With ladybugs buzzing throughout the city, residents searching for information online stumbled on a CBC Ottawa story from 2011 about biting Asian ladybugs invading the south end.

It's the most popular story on the CBC Ottawa site so far today, despite it being three years old.

Jeff Dawson, an entomologist and associate professor of biology at Carleton University, said he's been seeing a lot of ladybugs recently, especially the introduced species Asian lady beetle, which bites.

He said the bugs have been more active lately because they've been "fooled into thinking it's spring."

"I think what we're seeing now is actually quite normal. I've always sort of been troubled by the term invasion," Dawson said.

"What's really going on here is just an interaction between the normal time of year when ladybug beetles tend to become active, and the fact that we had some really nice weather, [Tuesday] in particular, which just sort of brought them out of their preparations for winter and made them, just as we were, want to get outside and fly around a lot."

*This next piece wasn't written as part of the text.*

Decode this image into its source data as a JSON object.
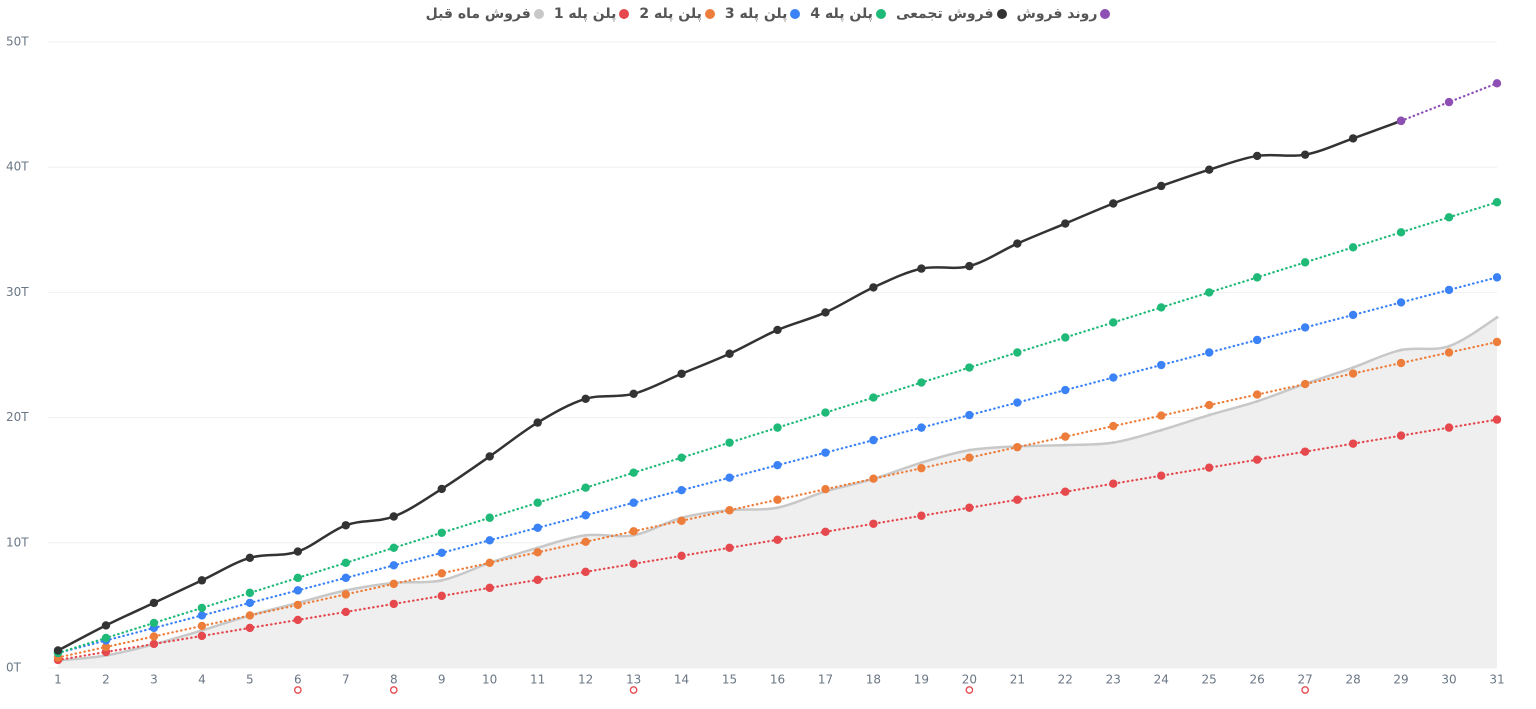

As colder weather approaches, ladybugs begin prepping to overwinter. They need to find niches and small crevices, which provide a more or less constant temperature in the winter.

"Our homes provide excellent opportunities for this, and so this is why we see them around our doorframes and in our sunrooms at this time of year," Dawson said. "And when we have a nice day, like yesterday, they just wake up and start flying around. They're sort of fooled into thinking it's spring, if you will."

Dawson's pro tip: Don't squish or otherwise crush ladybugs in your home. "The colouration they have will actually permanently stain your walls and your curtains and whatnot," he said.